1949-1959: Like Ward, Hunter N. Wiley (1919-2004) was a WWII veteran – in his case, Navy. He also was an internationally known euphonium soloist who appeared frequently with the New York Philharmonic, the New York City Ballet Orchestra, and others. Arriving at a Band low point, he helped rouse Columbia alumni and administrators into providing needed instruments, new uniforms, and, most important, a dedicated band room located comfortably – if inappropriately – in Low Library, beneath the rotunda. After a decade he left for the University of Tampa.
1959-1967: Elias Dann ‘68PhD (1916-2008) was yet another WWII vet to lead the Columbia Bands. A Juilliard-trained violinist (he also played tuba), he conducted musicals while in uniform and afterwards led the national tour of “Oklahoma!” to 100 North American cities. Shortly before he was to conduct the Concert Band in a new Aaron Copland work at Carnegie Hall, it was pointed out that the performance was not to be a world première, since the piece had been debuted two months earlier at an outdoor event in Arizona. Dann hesitated only a moment. “That’s OK,” he said. “We’ll have the indoor première.” After receiving his Columbia doctorate in musicology, he spent the rest of his career teaching at Florida State University, where he did not lead the band.

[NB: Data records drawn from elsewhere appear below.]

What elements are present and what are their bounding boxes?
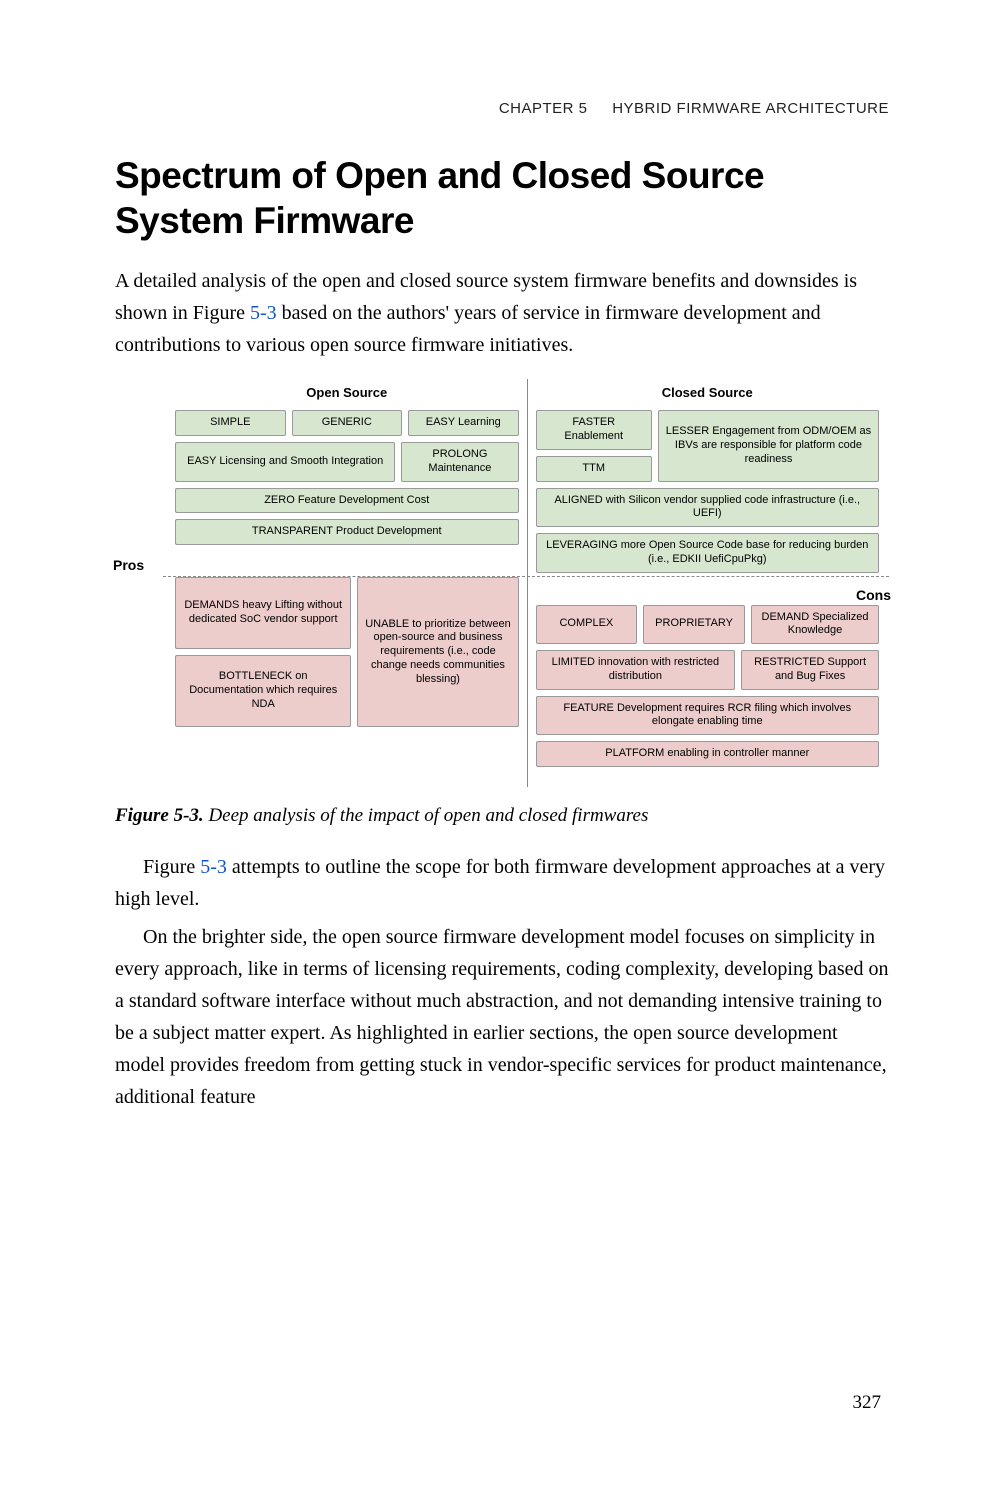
paragraph-1: A detailed analysis of the open and clos… [115,265,889,361]
open-pro-zero-cost: ZERO Feature Development Cost [175,488,519,514]
closed-pro-faster: FASTER Enablement [536,410,652,450]
closed-con-limited: LIMITED innovation with restricted distr… [536,650,736,690]
open-con-bottleneck: BOTTLENECK on Documentation which requir… [175,655,351,727]
open-pro-easy-learning: EASY Learning [408,410,519,436]
paragraph-3: On the brighter side, the open source fi… [115,921,889,1113]
figure-ref-link-2[interactable]: 5-3 [200,856,227,878]
closed-pro-lesser-engagement: LESSER Engagement from ODM/OEM as IBVs a… [658,410,879,481]
running-header: CHAPTER 5 HYBRID FIRMWARE ARCHITECTURE [115,100,889,117]
figure-5-3: Pros Cons Open Source SIMPLE GENERIC EAS… [115,379,889,827]
closed-pro-leveraging: LEVERAGING more Open Source Code base fo… [536,533,880,573]
paragraph-2: Figure 5-3 attempts to outline the scope… [115,851,889,915]
open-pro-transparent: TRANSPARENT Product Development [175,519,519,545]
chapter-title: HYBRID FIRMWARE ARCHITECTURE [612,100,889,117]
closed-source-title: Closed Source [536,379,880,410]
open-con-heavy-lifting: DEMANDS heavy Lifting without dedicated … [175,577,351,649]
closed-con-rcr: FEATURE Development requires RCR filing … [536,696,880,736]
closed-con-platform: PLATFORM enabling in controller manner [536,741,880,767]
para2-text-a: Figure [143,856,200,878]
cons-axis-label: Cons [856,587,891,603]
chapter-label: CHAPTER 5 [499,100,588,117]
pros-cons-divider [163,576,889,577]
closed-con-complex: COMPLEX [536,605,638,645]
closed-pro-aligned: ALIGNED with Silicon vendor supplied cod… [536,488,880,528]
closed-con-proprietary: PROPRIETARY [643,605,745,645]
figure-ref-link[interactable]: 5-3 [250,302,277,324]
figure-caption-text: Deep analysis of the impact of open and … [204,805,649,826]
closed-con-restricted: RESTRICTED Support and Bug Fixes [741,650,879,690]
open-con-prioritize: UNABLE to prioritize between open-source… [357,577,518,727]
closed-source-column: Closed Source FASTER Enablement TTM LESS… [528,379,888,787]
open-pro-licensing: EASY Licensing and Smooth Integration [175,442,395,482]
para2-text-b: attempts to outline the scope for both f… [115,856,885,910]
section-heading: Spectrum of Open and Closed Source Syste… [115,153,889,243]
figure-caption: Figure 5-3. Deep analysis of the impact … [115,805,889,827]
open-pro-generic: GENERIC [292,410,403,436]
closed-pro-ttm: TTM [536,456,652,482]
closed-con-specialized: DEMAND Specialized Knowledge [751,605,879,645]
figure-number: Figure 5-3. [115,805,204,826]
open-source-title: Open Source [175,379,519,410]
pros-axis-label: Pros [113,557,144,573]
open-pro-maintenance: PROLONG Maintenance [401,442,518,482]
open-pro-simple: SIMPLE [175,410,286,436]
open-source-column: Open Source SIMPLE GENERIC EASY Learning… [117,379,528,787]
page-number: 327 [853,1392,882,1414]
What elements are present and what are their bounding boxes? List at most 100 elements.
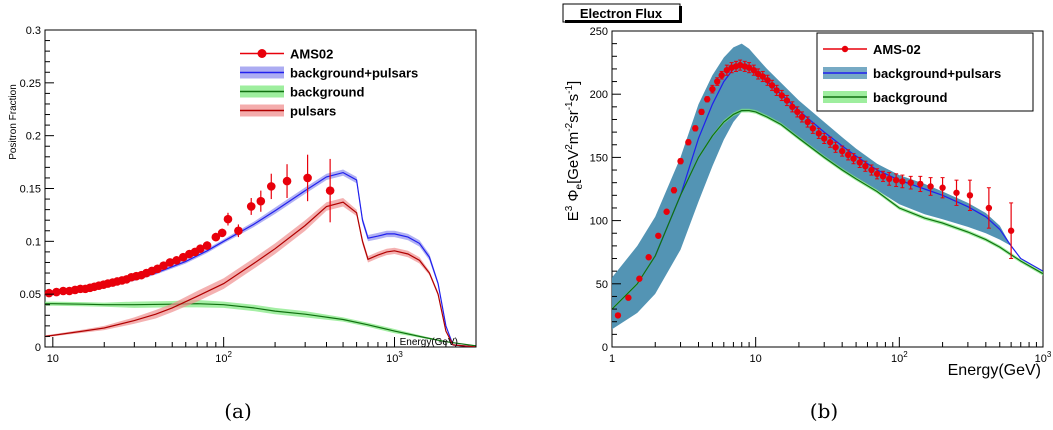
band-fill	[612, 43, 1043, 330]
data-point	[52, 287, 61, 297]
legend-label: background+pulsars	[290, 66, 418, 81]
data-point	[778, 89, 785, 102]
data-point	[773, 84, 780, 96]
data-point	[692, 125, 699, 132]
x-tick-label: 10	[47, 353, 59, 365]
data-point	[939, 177, 946, 199]
legend-entry: AMS02	[240, 47, 333, 62]
y-tick-label: 0.05	[20, 289, 41, 301]
data-point	[325, 158, 335, 223]
x-tick-label: 10	[750, 353, 762, 365]
panel-b-legend: AMS-02 background+pulsars background	[816, 32, 1034, 112]
data-point	[838, 145, 846, 157]
y-tick-label: 0	[602, 342, 608, 354]
panel-b-title-box: Electron Flux	[562, 3, 682, 23]
panel-b-data-points	[614, 59, 1015, 319]
data-point	[234, 224, 243, 238]
data-point	[809, 122, 817, 134]
data-point	[645, 254, 652, 261]
data-point	[783, 94, 791, 107]
legend-label: AMS-02	[873, 42, 921, 57]
data-point	[714, 77, 721, 86]
data-point	[718, 70, 725, 80]
y-tick-label: 0.1	[26, 236, 41, 248]
panel-b-electron-flux: 0 50 100 150 200 250 1 10 102 103 Electron Flux E…	[562, 3, 1052, 379]
panel-a-positron-fraction: 0 0.05 0.1 0.15 0.2 0.25 0.3 10 102 103 Positron …	[8, 25, 477, 365]
data-point	[246, 198, 256, 215]
data-point	[768, 79, 776, 91]
data-point	[798, 111, 806, 123]
panel-b-plot-frame	[611, 30, 1044, 348]
legend-label: background	[873, 90, 947, 105]
y-tick-label: 100	[590, 216, 608, 228]
data-point	[879, 170, 887, 182]
data-point	[850, 153, 857, 165]
data-point	[815, 127, 822, 139]
panel-a-axes: 0 0.05 0.1 0.15 0.2 0.25 0.3 10 102 103	[20, 25, 477, 365]
data-point	[196, 244, 205, 254]
data-point	[856, 156, 863, 169]
y-tick-label: 0.2	[26, 131, 41, 143]
data-point	[1007, 202, 1015, 260]
data-point	[899, 174, 906, 189]
b-series-background	[612, 108, 1043, 311]
data-point	[709, 84, 716, 94]
data-point	[826, 136, 834, 148]
y-tick-label: 0.15	[20, 184, 41, 196]
data-point	[953, 179, 960, 206]
panel-a-legend: AMS02 background+pulsars background pulsars	[240, 47, 418, 119]
panel-b-x-axis-title: Energy(GeV)	[948, 362, 1041, 379]
y-tick-label: 0.3	[26, 25, 41, 37]
data-point	[58, 286, 68, 296]
data-point	[614, 312, 622, 319]
data-point	[165, 258, 175, 267]
data-point	[217, 228, 227, 238]
data-point	[759, 70, 766, 83]
data-point	[794, 106, 801, 118]
data-point	[636, 275, 643, 282]
series-line	[45, 201, 476, 347]
panel-b-axes: 0 50 100 150 200 250 1 10 102 103	[590, 26, 1052, 365]
data-point	[985, 187, 993, 229]
caption-a: (a)	[224, 399, 252, 423]
data-point	[670, 187, 678, 194]
data-point	[862, 160, 869, 172]
panel-a-data-points	[44, 154, 335, 298]
data-point	[282, 164, 292, 199]
x-tick-label: 103	[386, 350, 403, 365]
data-point	[625, 294, 632, 301]
data-point	[655, 232, 662, 239]
y-tick-label: 200	[590, 89, 608, 101]
legend-entry: pulsars	[240, 104, 336, 119]
data-point	[844, 149, 852, 161]
data-point	[256, 190, 266, 212]
data-point	[266, 173, 276, 200]
y-tick-label: 150	[590, 152, 608, 164]
data-point	[685, 139, 692, 146]
data-point	[868, 164, 875, 176]
caption-b: (b)	[810, 399, 838, 423]
data-point	[172, 256, 181, 265]
data-point	[211, 232, 221, 242]
legend-label: background	[290, 85, 364, 100]
data-point	[907, 175, 914, 190]
legend-label: background+pulsars	[873, 66, 1001, 81]
data-point	[745, 62, 753, 74]
data-point	[741, 60, 748, 72]
panel-a-bands	[45, 169, 476, 347]
panel-a-y-axis-title: Positron Fraction	[8, 84, 19, 160]
y-tick-label: 250	[590, 26, 608, 38]
data-point	[159, 261, 168, 270]
series-line	[612, 110, 1043, 310]
legend-entry: background	[823, 90, 947, 105]
data-point	[704, 96, 711, 103]
data-point	[927, 177, 934, 196]
data-point	[966, 179, 974, 211]
panel-b-y-axis-title: E3 Φe[GeV2m-2sr-1s-1]	[564, 81, 585, 221]
legend-entry: background+pulsars	[240, 66, 418, 81]
data-point	[663, 208, 670, 215]
legend-entry: background	[240, 85, 364, 100]
data-point	[723, 64, 731, 76]
data-point	[917, 175, 924, 193]
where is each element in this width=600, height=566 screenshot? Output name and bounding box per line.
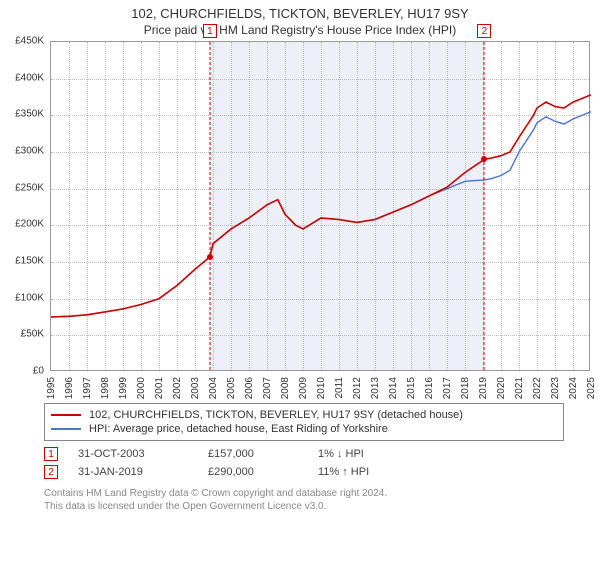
x-tick-label: 2002 [172,377,183,399]
y-tick-label: £250K [15,182,44,193]
y-tick-label: £0 [33,366,44,377]
x-tick-label: 1997 [82,377,93,399]
x-tick-label: 2019 [478,377,489,399]
plot-area: 12 [50,41,590,371]
x-tick-label: 2010 [316,377,327,399]
sale-row-price: £290,000 [208,466,298,478]
y-tick-label: £300K [15,146,44,157]
sale-row: 1 31-OCT-2003 £157,000 1% ↓ HPI [44,445,564,463]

1979-1984: As a central figure in the Jazz Band and Wind Ensemble and drum major in the Marching Band, Rob Freeberg ’78CC practically lived in Ferris Booth Hall for a couple of his College years. Soon after graduation, he found himself at the helm of the Wind Ensemble, as the old Concert Band had started calling itself. He then made a career of teaching high school and leading bands of all sorts, mostly in and near Westchester, NY – big jazz bands, high school symphonic bands, pep bands – while doing freelance gigs as a trumpeter, arranger, and band leader. In 2012 he retired from daily teaching in New Rochelle and moved with his wife to southern Vermont to bike, hike, and ski. He hopes someday to get a dog to go with his pickup truck.
1984-1986: Joe Klein ‘58CC played euphonium in the Concert Band and sousaphone in the Marching Band and Pep Band, happily able to work the valves with his left hand and student-conduct with his right. He also was musical director of the Barnard Gilbert & Sullivan Society. After Columbia, he moved on to conduct Broadway musicals (more than 3,500 performances of Man of La Mancha alone) and spent 39 years as music director of Radio City Music Hall. He returned to campus to moonlight as Director of University Bands for a spell, and now teaches and coaches Columbia undergrads in voice and musical theater and advises student music groups when asked.